I. Inspired moment where I remember my mother joking three years ago that she wanted something. In seeking a gift for my Jester today, I saw this other item and now it is in the kitchen window. It is a venus flytrap. For reals. My mom had a good laugh.
II. Grim tried to bite my face, but I think she was mad at Sirius and got carried away when I picked her up. Deady tried to bite me on purpose because he is a sassy cat. Lemony bit me because I was holding a squeaker…Sirius bit me because my shoes have laces and he wasn’t doing a very good job at untying them…Domino didn’t bite me because she is a good, careful dog…and she also jumped backwards up onto the couch without even looking when we were playing with a piece of cardboard earlier. Domino is an awesome dog. (This was written like a gradeschooler did it. Yikes.)

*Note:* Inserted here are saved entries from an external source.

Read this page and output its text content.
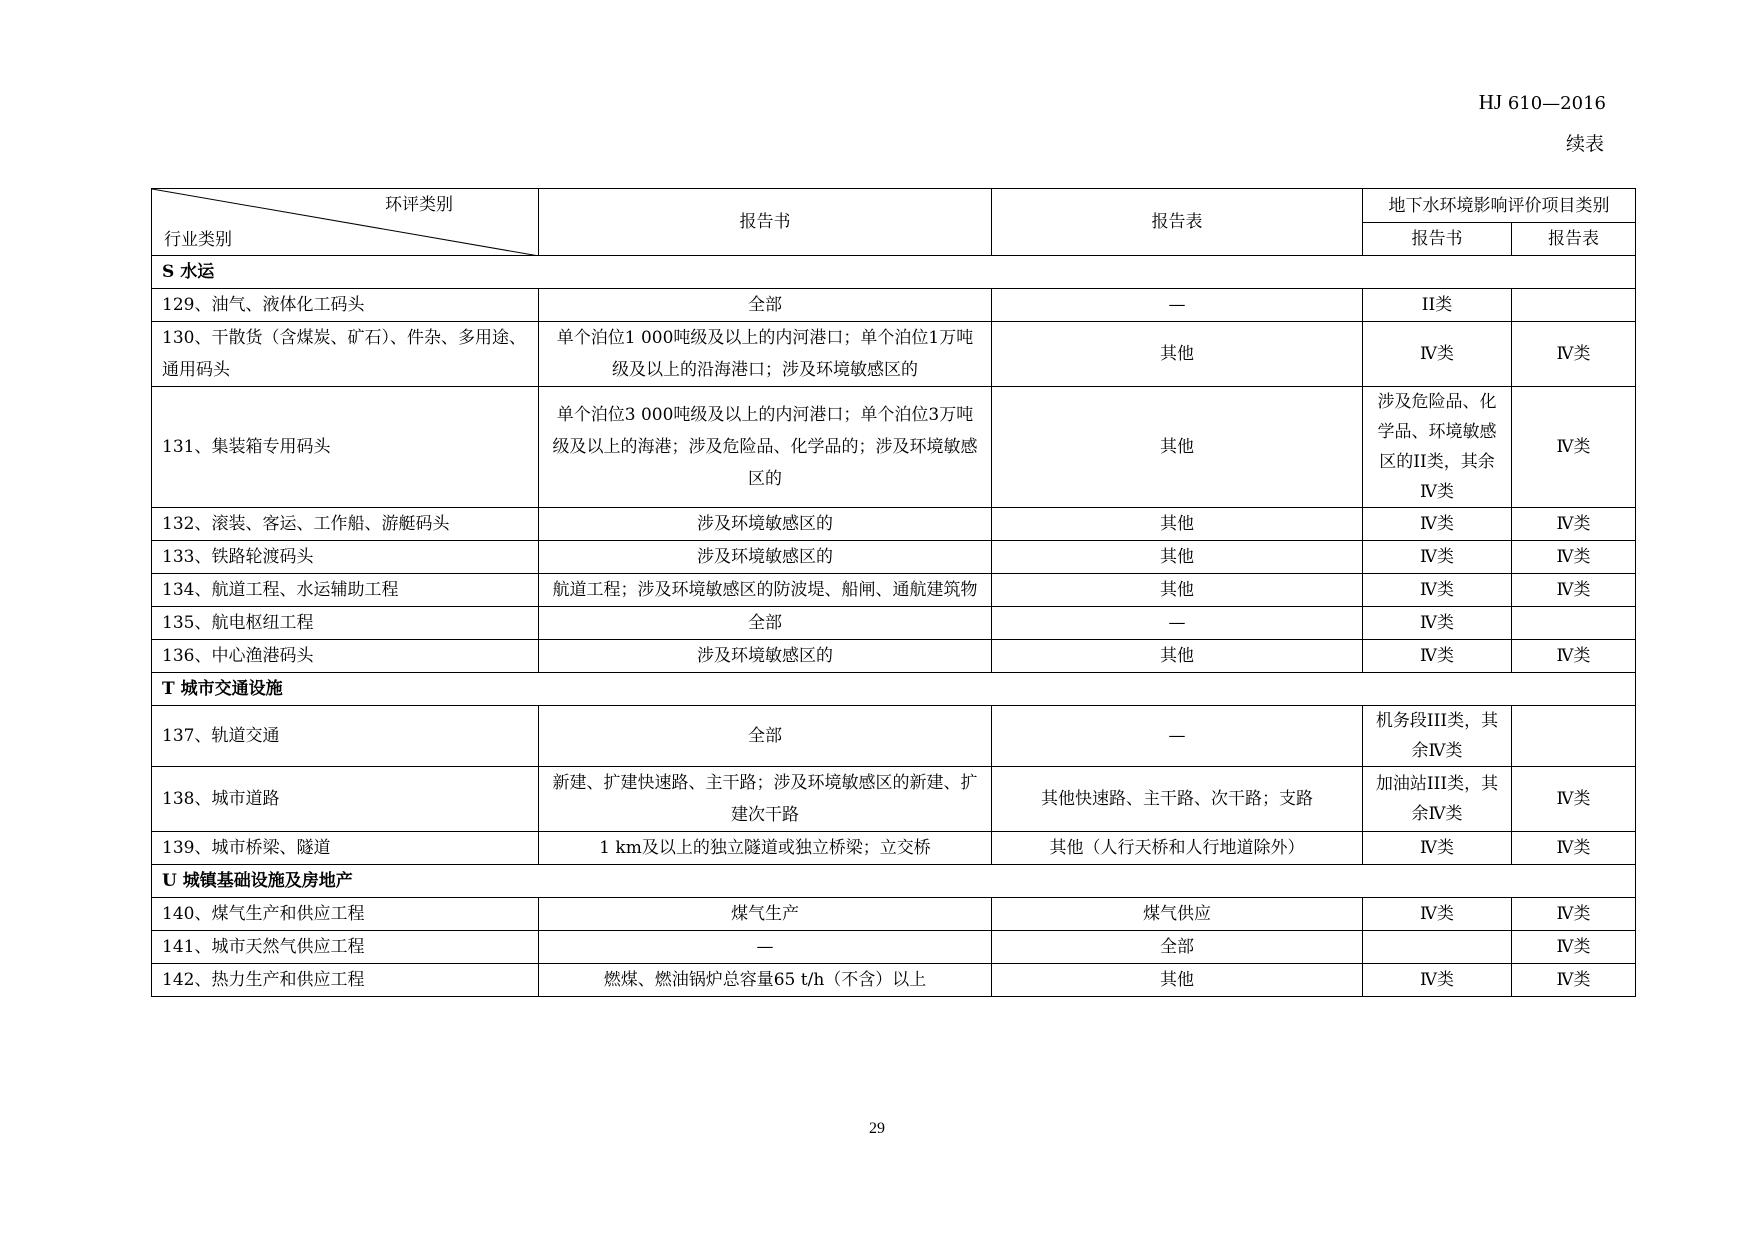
HJ 610—2016
续表
环评类别
行业类别	报告书	报告表	地下水环境影响评价项目类别	
			报告书	报告表
S 水运				
129、油气、液体化工码头	全部	—	II类	
130、干散货（含煤炭、矿石）、件杂、多用途、通用码头	单个泊位1 000吨级及以上的内河港口；单个泊位1万吨级及以上的沿海港口；涉及环境敏感区的	其他	Ⅳ类	Ⅳ类
131、集装箱专用码头	单个泊位3 000吨级及以上的内河港口；单个泊位3万吨级及以上的海港；涉及危险品、化学品的；涉及环境敏感区的	其他	涉及危险品、化学品、环境敏感区的II类，其余Ⅳ类	Ⅳ类
132、滚装、客运、工作船、游艇码头	涉及环境敏感区的	其他	Ⅳ类	Ⅳ类
133、铁路轮渡码头	涉及环境敏感区的	其他	Ⅳ类	Ⅳ类
134、航道工程、水运辅助工程	航道工程；涉及环境敏感区的防波堤、船闸、通航建筑物	其他	Ⅳ类	Ⅳ类
135、航电枢纽工程	全部	—	Ⅳ类	
136、中心渔港码头	涉及环境敏感区的	其他	Ⅳ类	Ⅳ类
T 城市交通设施				
137、轨道交通	全部	—	机务段III类，其余Ⅳ类	
138、城市道路	新建、扩建快速路、主干路；涉及环境敏感区的新建、扩建次干路	其他快速路、主干路、次干路；支路	加油站III类，其余Ⅳ类	Ⅳ类
139、城市桥梁、隧道	1 km及以上的独立隧道或独立桥梁；立交桥	其他（人行天桥和人行地道除外）	Ⅳ类	Ⅳ类
U 城镇基础设施及房地产				
140、煤气生产和供应工程	煤气生产	煤气供应	Ⅳ类	Ⅳ类
141、城市天然气供应工程	—	全部		Ⅳ类
142、热力生产和供应工程	燃煤、燃油锅炉总容量65 t/h（不含）以上	其他	Ⅳ类	Ⅳ类
29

III. I am supposed to not say anything (so shh!), but two of my managers have confided that out of our supervisors, I do a good job way more consistently than the others. This is a win for me because I was pretty sure one of them didn’t even like me very much…and as a person, that may be true…but I’m glad he thinks I do a good job.

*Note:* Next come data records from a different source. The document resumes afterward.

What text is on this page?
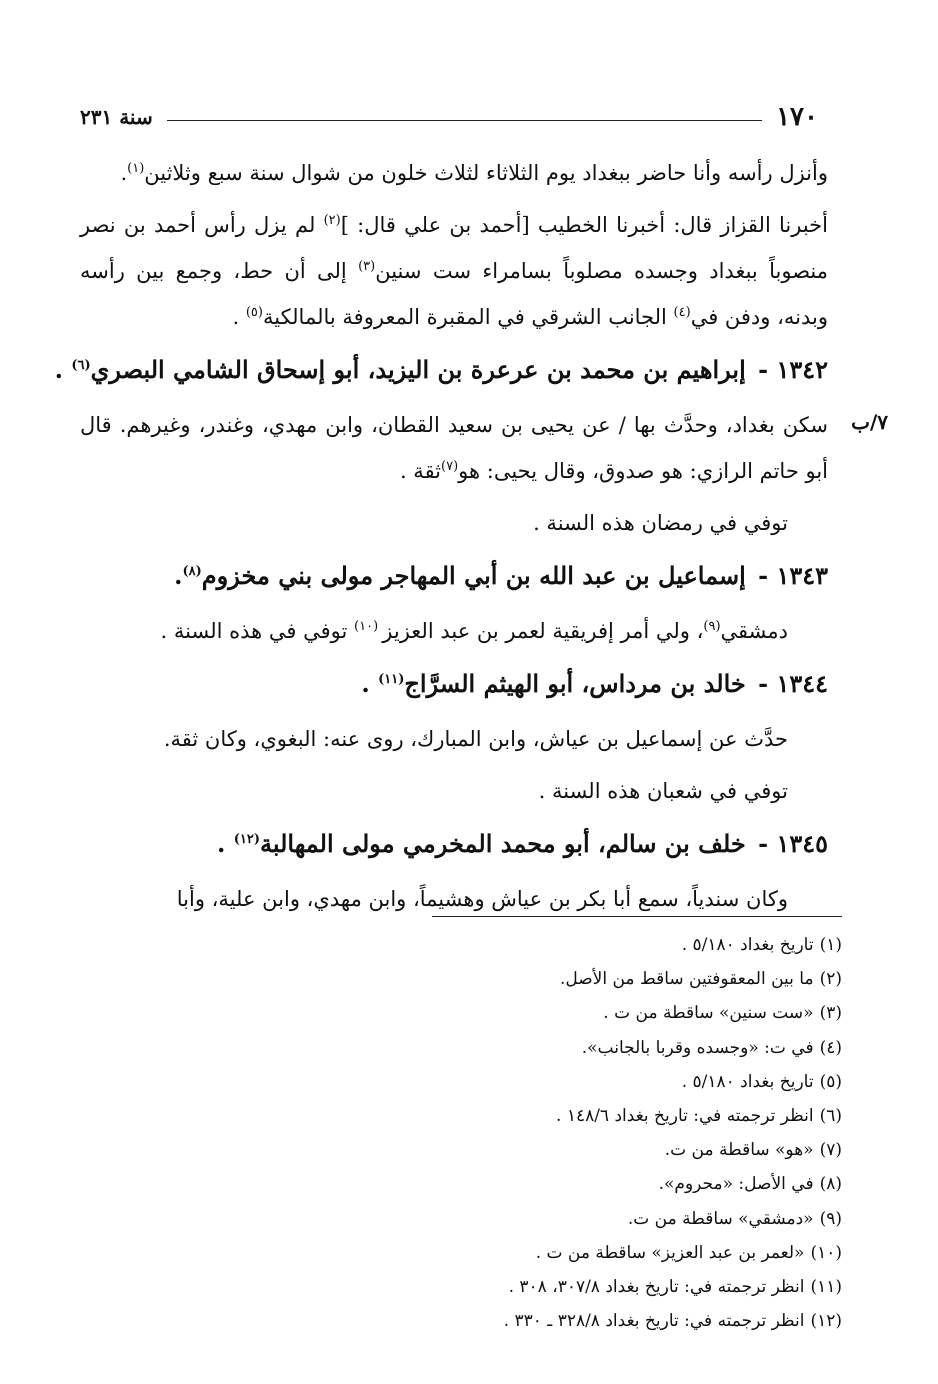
١٧٠
سنة ٢٣١
٧/ب

وأنزل رأسه وأنا حاضر ببغداد يوم الثلاثاء لثلاث خلون من شوال سنة سبع وثلاثين$^{(١)}$.

أخبرنا القزاز قال: أخبرنا الخطيب [أحمد بن علي قال: ]$^{(٢)}$ لم يزل رأس أحمد بن نصر منصوباً ببغداد وجسده مصلوباً بسامراء ست سنين$^{(٣)}$ إلى أن حط، وجمع بين رأسه وبدنه، ودفن في$^{(٤)}$ الجانب الشرقي في المقبرة المعروفة بالمالكية$^{(٥)}$ .

١٣٤٢ - إبراهيم بن محمد بن عرعرة بن اليزيد، أبو إسحاق الشامي البصري$^{(٦)}$ .

سكن بغداد، وحدَّث بها / عن يحيى بن سعيد القطان، وابن مهدي، وغندر، وغيرهم. قال أبو حاتم الرازي: هو صدوق، وقال يحيى: هو$^{(٧)}$ثقة .

توفي في رمضان هذه السنة .

١٣٤٣ - إسماعيل بن عبد الله بن أبي المهاجر مولى بني مخزوم$^{(٨)}$.

دمشقي$^{(٩)}$، ولي أمر إفريقية لعمر بن عبد العزيز $^{(١٠)}$ توفي في هذه السنة .

١٣٤٤ - خالد بن مرداس، أبو الهيثم السرَّاج$^{(١١)}$ .

حدَّث عن إسماعيل بن عياش، وابن المبارك، روى عنه: البغوي، وكان ثقة.

توفي في شعبان هذه السنة .

١٣٤٥ - خلف بن سالم، أبو محمد المخرمي مولى المهالبة$^{(١٢)}$ .

وكان سندياً، سمع أبا بكر بن عياش وهشيماً، وابن مهدي، وابن علية، وأبا

(١)تاريخ بغداد ٥/١٨٠ .

(٢)ما بين المعقوفتين ساقط من الأصل.

(٣)«ست سنين» ساقطة من ت .

(٤)في ت: «وجسده وقربا بالجانب».

(٥)تاريخ بغداد ٥/١٨٠ .

(٦)انظر ترجمته في: تاريخ بغداد ١٤٨/٦ .

(٧)«هو» ساقطة من ت.

(٨)في الأصل: «محروم».

(٩)«دمشقي» ساقطة من ت.

(١٠)«لعمر بن عبد العزيز» ساقطة من ت .

(١١)انظر ترجمته في: تاريخ بغداد ٣٠٧/٨، ٣٠٨ .

(١٢)انظر ترجمته في: تاريخ بغداد ٣٢٨/٨ ـ ٣٣٠ .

IV. I thought of something a few days ago, and I am pretty excited…if I can just get myself started, I have a story in mind that I may even be able to actually FINISH. A short story. About that situation at the water that you took it into your head to describe for whatever absurd reason (because you knew it was completely hypothetical) and make your argument on why she could not be left alone with me, like the water would materialise in your very living room! What idiocy. We must remain under your supervision because I’d let her drown? There is a myriad of reasons why people are typically barred from one another’s company without additional parties…usually that isn’t one of them (unless said people are children, which we weren’t and aren’t). Since that day, many are the stupid reasons I’ve heard people give for things they say and do, but you never justified that one. Failed utterly. And never made out that you were joking. Said it all in your self-assured, abrasive voice, and even before I was the Wolf, I had the inclination to get irritated and argue with you that you were being ridiculous, and still you didn’t let up. Has it been four years? Five? (This questioning myself is pointless…thanks to Xanga, I can pinpoint the exact date…12 July) I have not forgotten. Nor the raised eyebrows or the mild expression on her face when I looked to her for an ally. (Did she think we were both being ridiculous? Funny…that’s really never occured to me before…) But now there’s this: I can make this happen. I can tell this story. She can drown. Fine. I have already been drowned many times, and once by her own hand. It’s not so bad. And you know what? For all that hypothetical blame you would have placed on me, I know that even you wouldn’t have been prepared for the monster.